The coloured circles outlined in black are NHS England Trusts. The colour of the hospital icons represents [winter pressures facing NHS Trusts](https://www.england.nhs.uk/statistics/statistical-work-areas/winter-daily-sitreps/winter-daily-sitrep-2017-18-data/); these have been summarised on a scale of one to four, where <span style="color:#31a354">one means low/no pressure</span>, <span style="color:#fed976">two means below-average pressure</span>, <span style="color:#fd8d3c">three means moderate pressure</span> and <span style="color:#de2d26">four means high pressure</span>.
This winter pressures scale was derived from four indicators:
- percentage of general and acute beds occupied
- ambulance handover delays (30-60 minutes as well as over one hour) [^1]
- number of A&E unit diverts
- whether or not any A&E units have been closed [^2]
Trusts were ranked into [quartiles](https://en.wikipedia.org/wiki/Quartile) for each of these indicators. If a Trust closed any A&E units or had any ambulance delays of over one hour, they are put into the highest 'stress' category (4) for those indicators.
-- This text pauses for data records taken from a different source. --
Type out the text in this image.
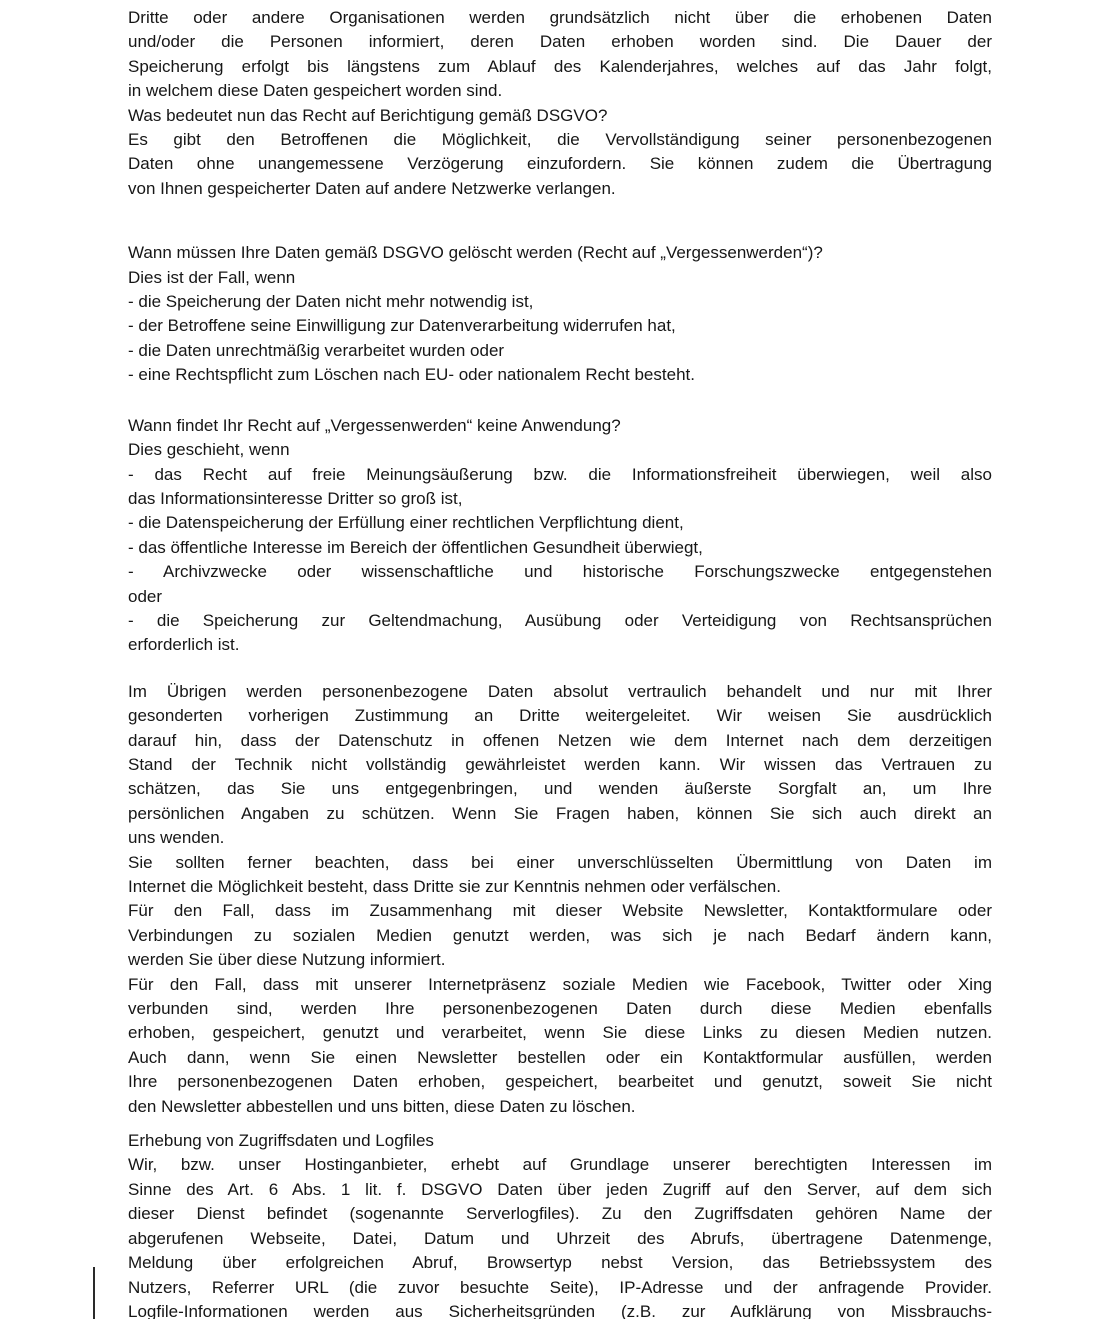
Dritte oder andere Organisationen werden grundsätzlich nicht über die erhobenen Daten
und/oder die Personen informiert, deren Daten erhoben worden sind. Die Dauer der
Speicherung erfolgt bis längstens zum Ablauf des Kalenderjahres, welches auf das Jahr folgt,
in welchem diese Daten gespeichert worden sind.
Was bedeutet nun das Recht auf Berichtigung gemäß DSGVO?
Es gibt den Betroffenen die Möglichkeit, die Vervollständigung seiner personenbezogenen
Daten ohne unangemessene Verzögerung einzufordern. Sie können zudem die Übertragung
von Ihnen gespeicherter Daten auf andere Netzwerke verlangen.
Wann müssen Ihre Daten gemäß DSGVO gelöscht werden (Recht auf „Vergessenwerden“)?
Dies ist der Fall, wenn
- die Speicherung der Daten nicht mehr notwendig ist,
- der Betroffene seine Einwilligung zur Datenverarbeitung widerrufen hat,
- die Daten unrechtmäßig verarbeitet wurden oder
- eine Rechtspflicht zum Löschen nach EU- oder nationalem Recht besteht.
Wann findet Ihr Recht auf „Vergessenwerden“ keine Anwendung?
Dies geschieht, wenn
- das Recht auf freie Meinungsäußerung bzw. die Informationsfreiheit überwiegen, weil also
das Informationsinteresse Dritter so groß ist,
- die Datenspeicherung der Erfüllung einer rechtlichen Verpflichtung dient,
- das öffentliche Interesse im Bereich der öffentlichen Gesundheit überwiegt,
- Archivzwecke oder wissenschaftliche und historische Forschungszwecke entgegenstehen
oder
- die Speicherung zur Geltendmachung, Ausübung oder Verteidigung von Rechtsansprüchen
erforderlich ist.
Im Übrigen werden personenbezogene Daten absolut vertraulich behandelt und nur mit Ihrer
gesonderten vorherigen Zustimmung an Dritte weitergeleitet. Wir weisen Sie ausdrücklich
darauf hin, dass der Datenschutz in offenen Netzen wie dem Internet nach dem derzeitigen
Stand der Technik nicht vollständig gewährleistet werden kann. Wir wissen das Vertrauen zu
schätzen, das Sie uns entgegenbringen, und wenden äußerste Sorgfalt an, um Ihre
persönlichen Angaben zu schützen. Wenn Sie Fragen haben, können Sie sich auch direkt an
uns wenden.
Sie sollten ferner beachten, dass bei einer unverschlüsselten Übermittlung von Daten im
Internet die Möglichkeit besteht, dass Dritte sie zur Kenntnis nehmen oder verfälschen.
Für den Fall, dass im Zusammenhang mit dieser Website Newsletter, Kontaktformulare oder
Verbindungen zu sozialen Medien genutzt werden, was sich je nach Bedarf ändern kann,
werden Sie über diese Nutzung informiert.
Für den Fall, dass mit unserer Internetpräsenz soziale Medien wie Facebook, Twitter oder Xing
verbunden sind, werden Ihre personenbezogenen Daten durch diese Medien ebenfalls
erhoben, gespeichert, genutzt und verarbeitet, wenn Sie diese Links zu diesen Medien nutzen.
Auch dann, wenn Sie einen Newsletter bestellen oder ein Kontaktformular ausfüllen, werden
Ihre personenbezogenen Daten erhoben, gespeichert, bearbeitet und genutzt, soweit Sie nicht
den Newsletter abbestellen und uns bitten, diese Daten zu löschen.
Erhebung von Zugriffsdaten und Logfiles
Wir, bzw. unser Hostinganbieter, erhebt auf Grundlage unserer berechtigten Interessen im
Sinne des Art. 6 Abs. 1 lit. f. DSGVO Daten über jeden Zugriff auf den Server, auf dem sich
dieser Dienst befindet (sogenannte Serverlogfiles). Zu den Zugriffsdaten gehören Name der
abgerufenen Webseite, Datei, Datum und Uhrzeit des Abrufs, übertragene Datenmenge,
Meldung über erfolgreichen Abruf, Browsertyp nebst Version, das Betriebssystem des
Nutzers, Referrer URL (die zuvor besuchte Seite), IP-Adresse und der anfragende Provider.
Logfile-Informationen werden aus Sicherheitsgründen (z.B. zur Aufklärung von Missbrauchs-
Click on any NHS Trust to see a breakdown of its winter pressures in terms of bed occupancy, ambulance delays, A&E unit diverts and A&E unit closures.
```{r map, echo=FALSE, message=FALSE, warning=FALSE}
# Create a continuous palette function for hospital marker colours
hospital_pal = colorFactor(
palette = rank_cols,
domain = levels(sitrep$StressRank)
)
leaflet(sitrep, width="100%",
options = leafletOptions(minZoom = 5, maxZoom = 12, attributionControl = T)) %>%
# centre map on Whitendale Hanging Stones, the centre of GB: https://en.wikipedia.org/wiki/Centre_points_of_the_United_Kingdom
setView(lat=54.00366, lng=-2.547855, zoom=6) %>%
addProviderTiles(providers$CartoDB.Positron) %>%
# volunteers heatmap
addWebGLHeatmap(data=vols,
lng=~Longitude, lat=~Latitude, size=as.character(vol_radius), units="m",
opacity=0.6, intensity=0.1, gradientTexture="deep-sea") %>%
# hospitals
addCircleMarkers(data=sitrep,
lng=~Longitude, lat=~Latitude,
# icon=hospital_icon,
fillColor = ~hospital_pal(StressRank), radius=6, fillOpacity=1,
stroke=T, weight=2, color="black",
label = ~Name,
popup = ~paste(
# holder for the two floating divs so they appear side by side nicely
"<div style='height:225px'>",
"<div style='float:left'>",
popupGraph(pops, type = "svg", width = 175, height = 175),
"</div>",
hovertext,
"</div>"
),
popupOptions = popupOptions(maxWidth=600, minWidth = 500))
```
[^1]: Any Trusts with ambulances delayed by more than 60 minutes were given the top stress rating (4).
[^2]: Any A&E unit closures automatically give the top stress rating (4).